Grocers May Sell Your Boxed Lunch…But They Will Also Use Grocery Market Research To Eat It
Which brings us to meal kit’s panacea and placebo, the increasingly ubiquitous grocery store partnership. Blue Apron—after cutting prices 30%—is now sold in Costcos; HelloFresh is in Stop & Shop. Kroger purchased Home Chef for $200 million (more on that later) and Walmart is going into the business for themselves, offering insanely cheap ($8!) meal kit options in 250 stores with eminent expansion plans.
In the short term, Blue Apron and HelloFresh’s grocer partnerships make sense: Grocery stores provide a steady customer stream and refrigeration, obviating the need for shipping and packaging, the industry’s costliest operations behind customer acquisition. Consumers can get their meals on demand and even get them delivered by grocers’ developing delivery arm. Soon, there will no doubt be an entire meal kit aisle in most grocery stores representing multiple brands and price points—a utopian cornucopia of pre-measured and prescribed options.
So yeah, from the outside looking in, it seems like grocery store partnerships are a fresh solution that can save the industry from its logistical nightmares. But when we open the box and examine its contents, we realize it’s not the salmon that stinks, it’s Blue Apron’s long-term prospects.
Look, grocers and manufacturers are partners, but they are not family or even friends. In fact, with private labels, they are competitors. As we discussed way back in 2016 (before your blogger’s beard turned to a distinguished salt-and-pepper) Amazon has been eating manufacturer’s lunch by monitoring item sales and producing a cheaper version of the bestselling items. The same is going to happen with meal kits. Grocers will soon be doing the same to HelloFresh and the like.
Yup, with their reams and reams of grocery market research, grocers can, over time, learn which recipes, price points, sizes, and even particular ingredients offer the best combination of volume and margin, and then produce and sell their own private label version. In a desperate move to reach customers outside the subscription model, manufacturers are essentially educating grocers on how to undercut them.
This is why Home Chef’s acquisition by Kroger should be the envy and aspiration of all meal kit providers, whose churn rate and operational costs are not sustainable, and who only rob Peter to pay Paul when they partner with the very grocers who can ultimately stick a fork in their back. It is better to be absorbed than disintegrated (slay trick or you get eliminated).

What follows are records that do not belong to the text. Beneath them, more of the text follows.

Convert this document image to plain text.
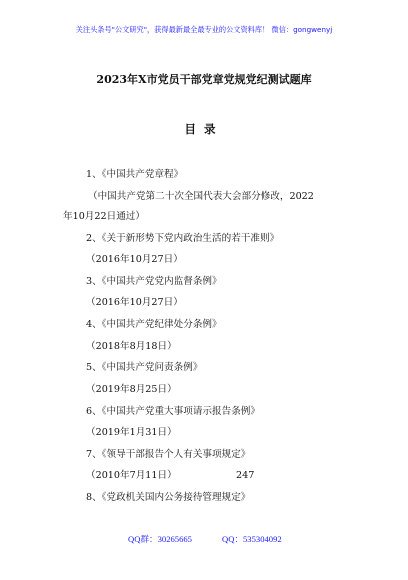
关注头条号"公文研究"，获得最新最全最专业的公文资料库！ 微信：gongwenyj
2023年X市党员干部党章党规党纪测试题库
目录
1、《中国共产党章程》
（中国共产党第二十次全国代表大会部分修改，2022
年10月22日通过）
2、《关于新形势下党内政治生活的若干准则》
（2016年10月27日）
3、《中国共产党党内监督条例》
（2016年10月27日）
4、《中国共产党纪律处分条例》
（2018年8月18日）
5、《中国共产党问责条例》
（2019年8月25日）
6、《中国共产党重大事项请示报告条例》
（2019年1月31日）
7、《领导干部报告个人有关事项规定》
（2010年7月11日）	247
8、《党政机关国内公务接待管理规定》
QQ群：30265665	QQ：535304092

The Coming Amazon Flood: What the Omnichannel Market Research Says
So what options are left to meal kit providers? They could try to partner with similarly-beleaguered national food service chains like Subway. But what’s to stop such chains from offering their own kits, much like grocers no doubt will? They could nonetheless try to get acquired by a chain looking to build out its food operations (looking at you, Starbucks!). Or perhaps they could even get acquired by a legacy manufacturer struggling to keep up with the times like General Mils (oh, Hamburger Helper!) or Campbell's.

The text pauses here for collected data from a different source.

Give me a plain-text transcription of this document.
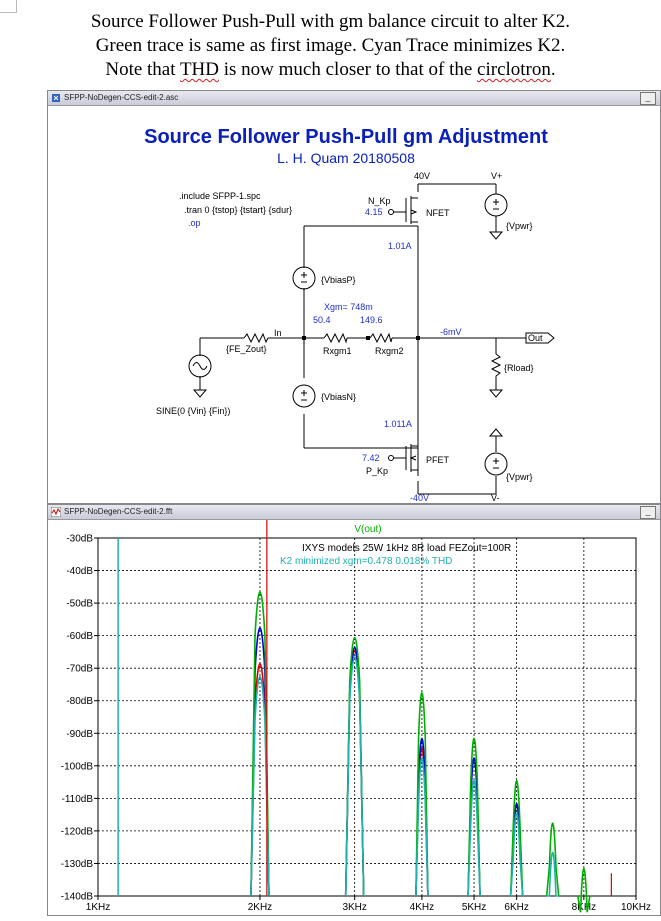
Source Follower Push-Pull with gm balance circuit to alter K2.
Green trace is same as first image. Cyan Trace minimizes K2.
Note that THD is now much closer to that of the circlotron.
SFPP-NoDegen-CCS-edit-2.asc	_
Source Follower Push-Pull gm Adjustment
L. H. Quam 20180508
.include SFPP-1.spc
.tran 0 {tstop} {tstart} {sdur}
.op
40V	V+
N_Kp
4.15	NFET
{Vpwr}
1.01A
{VbiasP}
Xgm= 748m
50.4	149.6
In
{FE_Zout}	Rxgm1	Rxgm2
-6mV
Out
{Rload}
SINE(0 {Vin} {Fin})
{VbiasN}
1.011A
7.42
P_Kp
PFET
{Vpwr}
-40V	V-
SFPP-NoDegen-CCS-edit-2.fft	_
-30dB
-40dB
-50dB
-60dB
-70dB
-80dB
-90dB
-100dB
-110dB
-120dB
-130dB
-140dB
1KHz	2KHz	3KHz	4KHz	5KHz 6KHz	8KHz 10KHz
V(out)
IXYS models 25W 1kHz 8R load FEZout=100R
K2 minimized xgm=0.478 0.018% THD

One final option: they could try to build out their own storefronts—Blue Apron is experimenting with just such a concept at pop up retail locations in urban areas, but it remains to be seen if the overhead cost can be offset by consumer interest.
Because Mr. Bezos sure knows how to party—arrive late…and then dominate. Just wait till we smell what Amazon has cookin’ in its Whole Foods kitchens because, despite a few toe-dips into the meal kit stream, Amazon has yet to fully dive in. And when they do, their splash will be big enough to blow many current players out of the water.